Multivariate HR2 was estimated excluding 46 subjects who were diagnosed with prostate cancer within the first 3 years from baseline and was adjusted for using the same variables as in multivariable HR1.

In addition, we examined in detail, confounding and effect modification by age and other covariates on the associations with sleep duration. No significant interaction was observed between sleep duration and other confounding factors for risk on a multiplicative scale (data not shown).

Discussion

In the first study to address the question, we found an inverse association between sleep duration and the risk of prostate cancer in Japanese men. There have, however, been three observational studies of sleep duration and breast cancer risk (McElroy ; Pinheiro ). Among these, one reported a decreased risk in long sleepers (Verkasalo ), the second reported no association (Pinheiro ), whereas the third reported an increased risk in long sleepers (McElroy ). Among possible reasons for these differences from our findings (apart from the site of cancer), McElroy conducted a case–control study while Pinheiro studied residential nurses in the United States with rotating shift work and varying timing of sleep so that generalising from their results may be inappropriate.

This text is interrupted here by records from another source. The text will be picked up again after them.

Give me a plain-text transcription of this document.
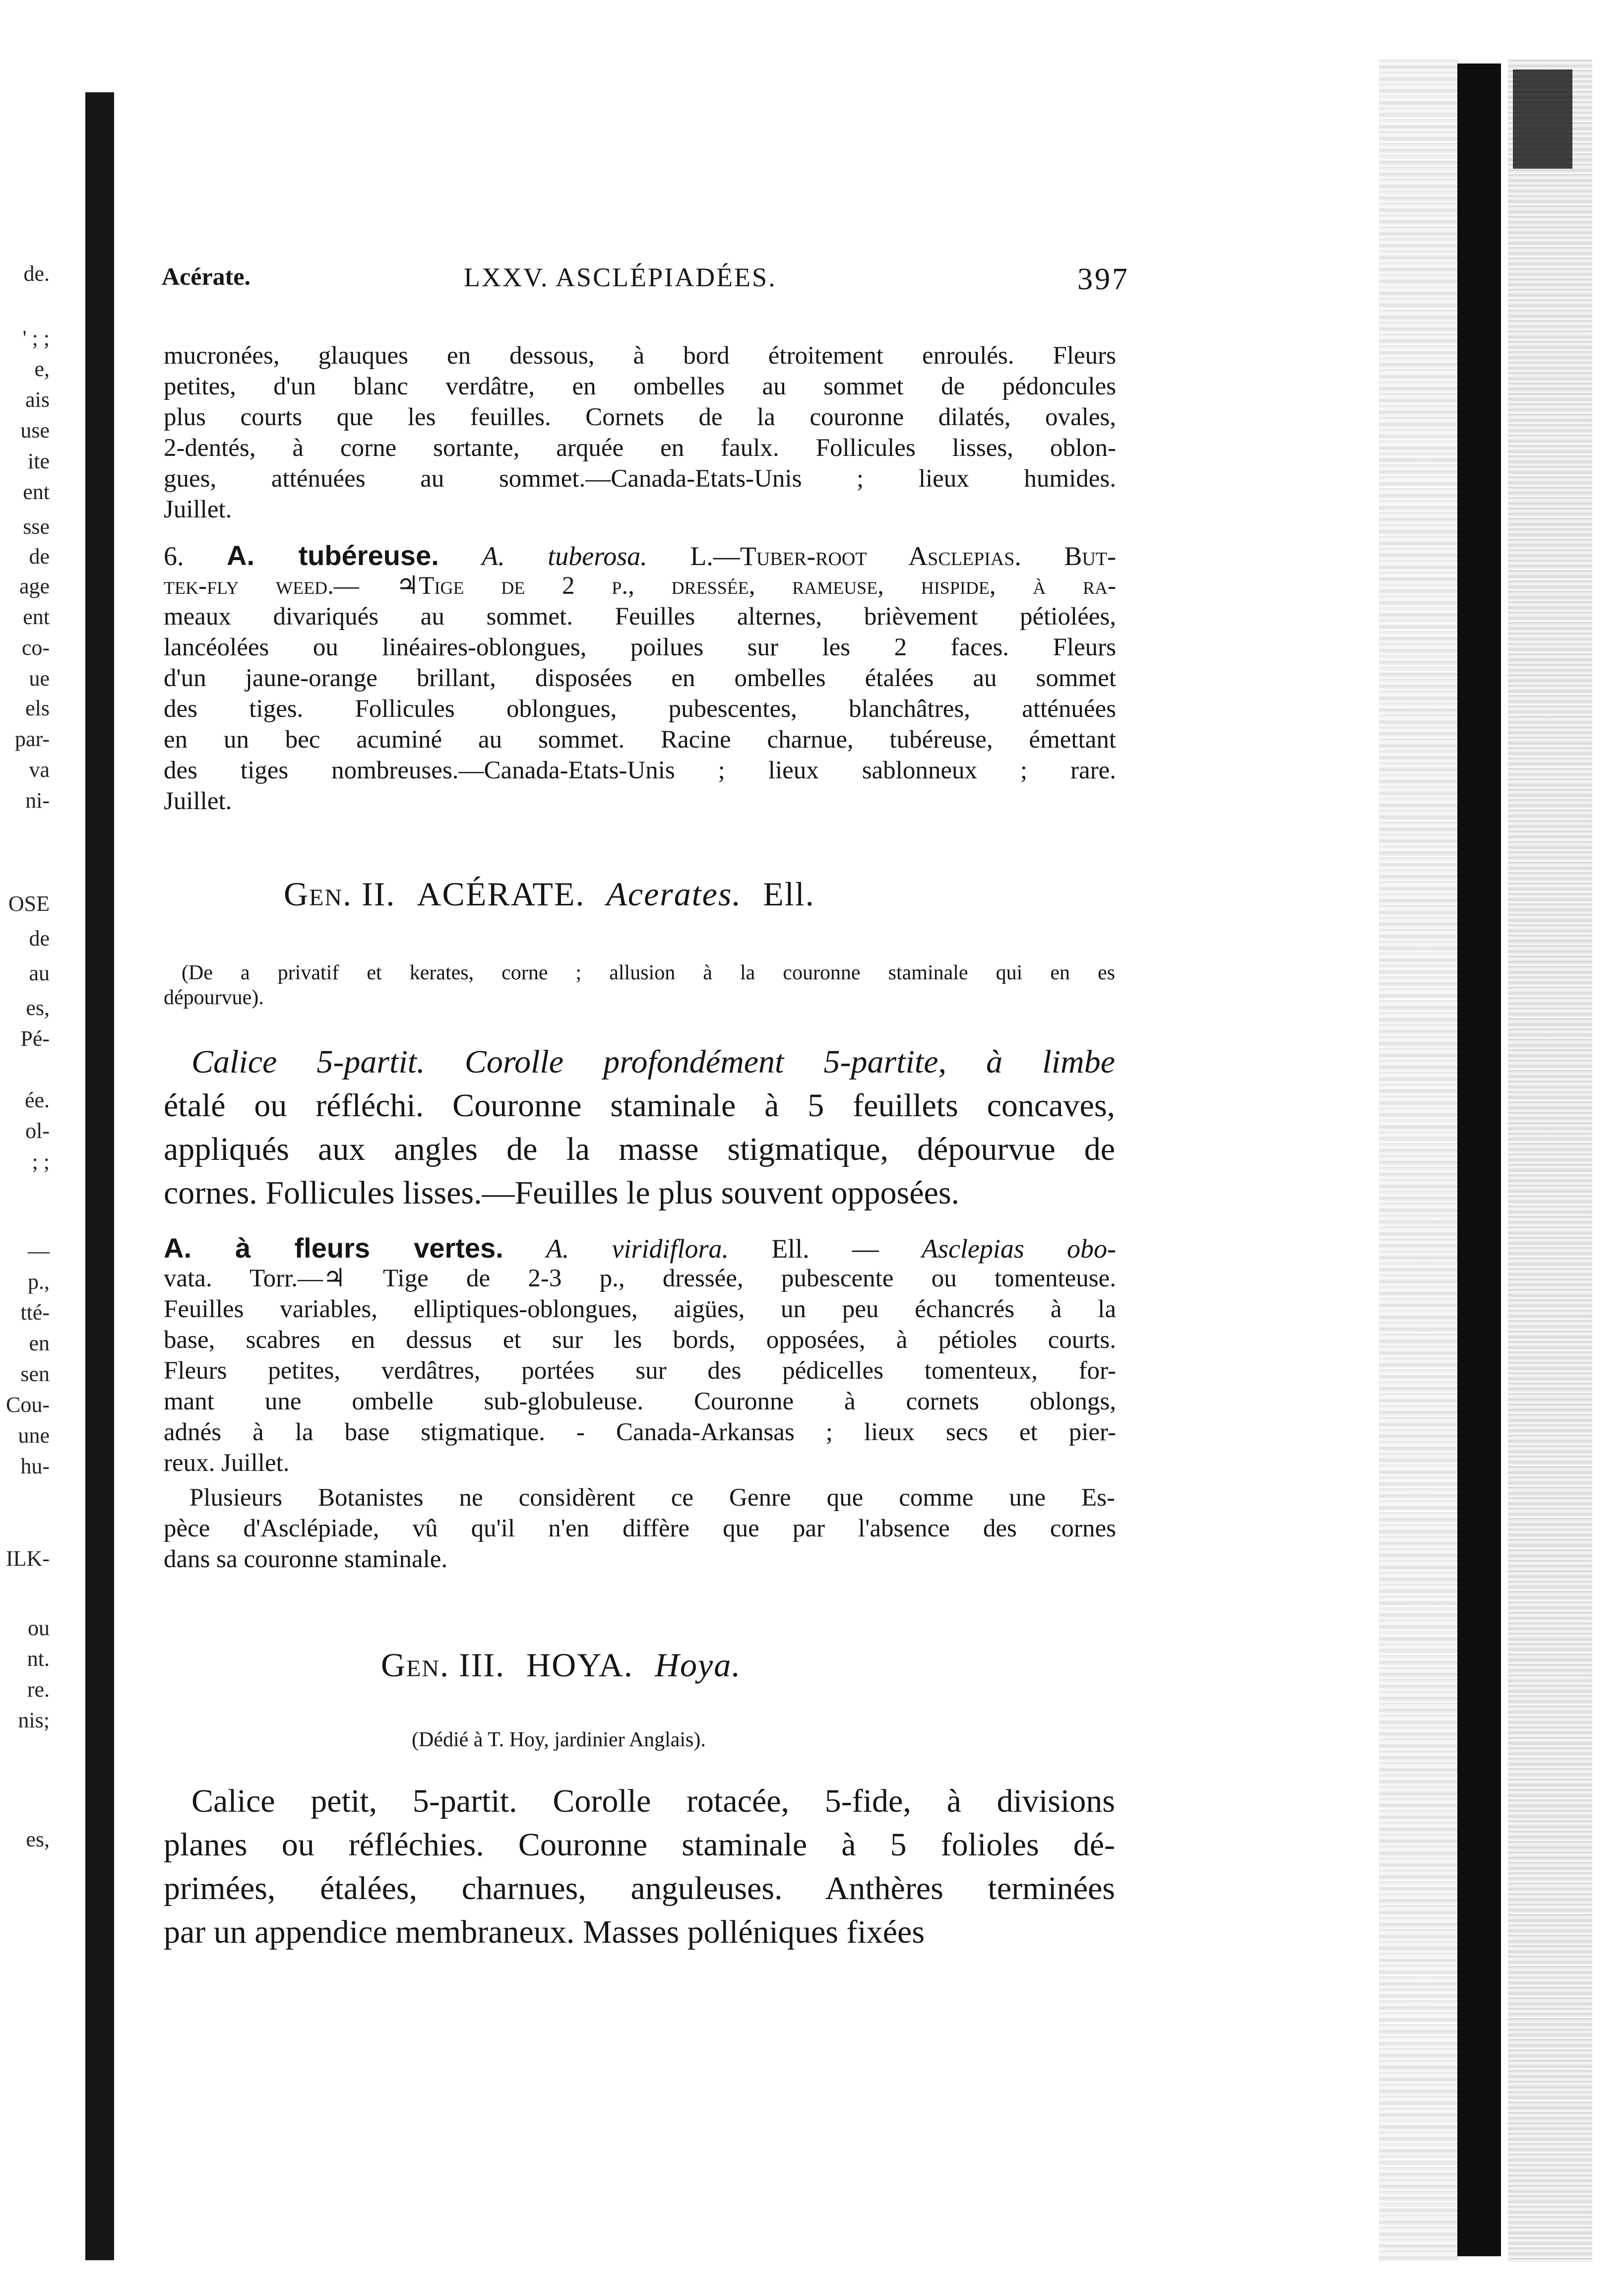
de.
' ; ;
e,
ais
use
ite
ent
sse
de
age
ent
co-
ue
els
par-
va
ni-
OSE
de
au
es,
Pé-
ée.
ol-
; ;
—
p.,
tté-
en
sen
Cou-
une
hu-
ILK-
ou
nt.
re.
nis;
es,
Acérate.	LXXV. ASCLÉPIADÉES.	397
mucronées, glauques en dessous, à bord étroitement enroulés. Fleurs
petites, d'un blanc verdâtre, en ombelles au sommet de pédoncules
plus courts que les feuilles. Cornets de la couronne dilatés, ovales,
2-dentés, à corne sortante, arquée en faulx. Follicules lisses, oblon-
gues, atténuées au sommet.—Canada-Etats-Unis ; lieux humides.
Juillet.
6. A. tubéreuse. A. tuberosa. L.—Tuber-root Asclepias. But-
tek-fly weed.— ♃Tige de 2 p., dressée, rameuse, hispide, à ra-
meaux divariqués au sommet. Feuilles alternes, brièvement pétiolées,
lancéolées ou linéaires-oblongues, poilues sur les 2 faces. Fleurs
d'un jaune-orange brillant, disposées en ombelles étalées au sommet
des tiges. Follicules oblongues, pubescentes, blanchâtres, atténuées
en un bec acuminé au sommet. Racine charnue, tubéreuse, émettant
des tiges nombreuses.—Canada-Etats-Unis ; lieux sablonneux ; rare.
Juillet.
Gen. II. ACÉRATE. Acerates. Ell.
(De a privatif et kerates, corne ; allusion à la couronne staminale qui en es
dépourvue).
Calice 5-partit. Corolle profondément 5-partite, à limbe
étalé ou réfléchi. Couronne staminale à 5 feuillets concaves,
appliqués aux angles de la masse stigmatique, dépourvue de
cornes. Follicules lisses.—Feuilles le plus souvent opposées.
A. à fleurs vertes. A. viridiflora. Ell. — Asclepias obo-
vata. Torr.—♃ Tige de 2-3 p., dressée, pubescente ou tomenteuse.
Feuilles variables, elliptiques-oblongues, aigües, un peu échancrés à la
base, scabres en dessus et sur les bords, opposées, à pétioles courts.
Fleurs petites, verdâtres, portées sur des pédicelles tomenteux, for-
mant une ombelle sub-globuleuse. Couronne à cornets oblongs,
adnés à la base stigmatique. - Canada-Arkansas ; lieux secs et pier-
reux. Juillet.
Plusieurs Botanistes ne considèrent ce Genre que comme une Es-
pèce d'Asclépiade, vû qu'il n'en diffère que par l'absence des cornes
dans sa couronne staminale.
Gen. III. HOYA. Hoya.
(Dédié à T. Hoy, jardinier Anglais).
Calice petit, 5-partit. Corolle rotacée, 5-fide, à divisions
planes ou réfléchies. Couronne staminale à 5 folioles dé-
primées, étalées, charnues, anguleuses. Anthères terminées
par un appendice membraneux. Masses polléniques fixées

Melatonin may be a factor in these inverse associations with sex hormone-related cancers (Brzezinski, 1997; Schernhammer and Schulmeister, 2004; Shiu, 2007). A decreased sleep duration results in a shorter duration of nocturnal melatonin secretion (Wehr, 1991). Melatonin may have an inhibitory effect on gonadal function, including the synthesis and secretion of sex hormones, by promoting the release of gonadotropin-releasing hormone (Martin and Klein, 1976; Aleandri ). It also exerts an antiproliferative effect on prostate and breast cancer cell lines (Shiu, 2007).

Strengths of the present study include its prospective nature and its base in the general population. In addition, the Miyagi Prefectural Cancer Registry is one of the earliest and most accurate population-based cancer registries in Japan (Takano and Okuno, 1997); so our data on cancer incidence are considered sufficiently reliable.

Methodological limitations include the fact that sleep duration was self-reported. Second, we had no information about sleep quality, the timing of sleep, the use of sleep medication, the presence of sleeping disorders or rotating shift work. Such factors influence sleep duration and thereby might affect the findings.

In conclusion, we have found a significant inverse association between sleep duration and the risk of prostate cancer incidence in Japanese men.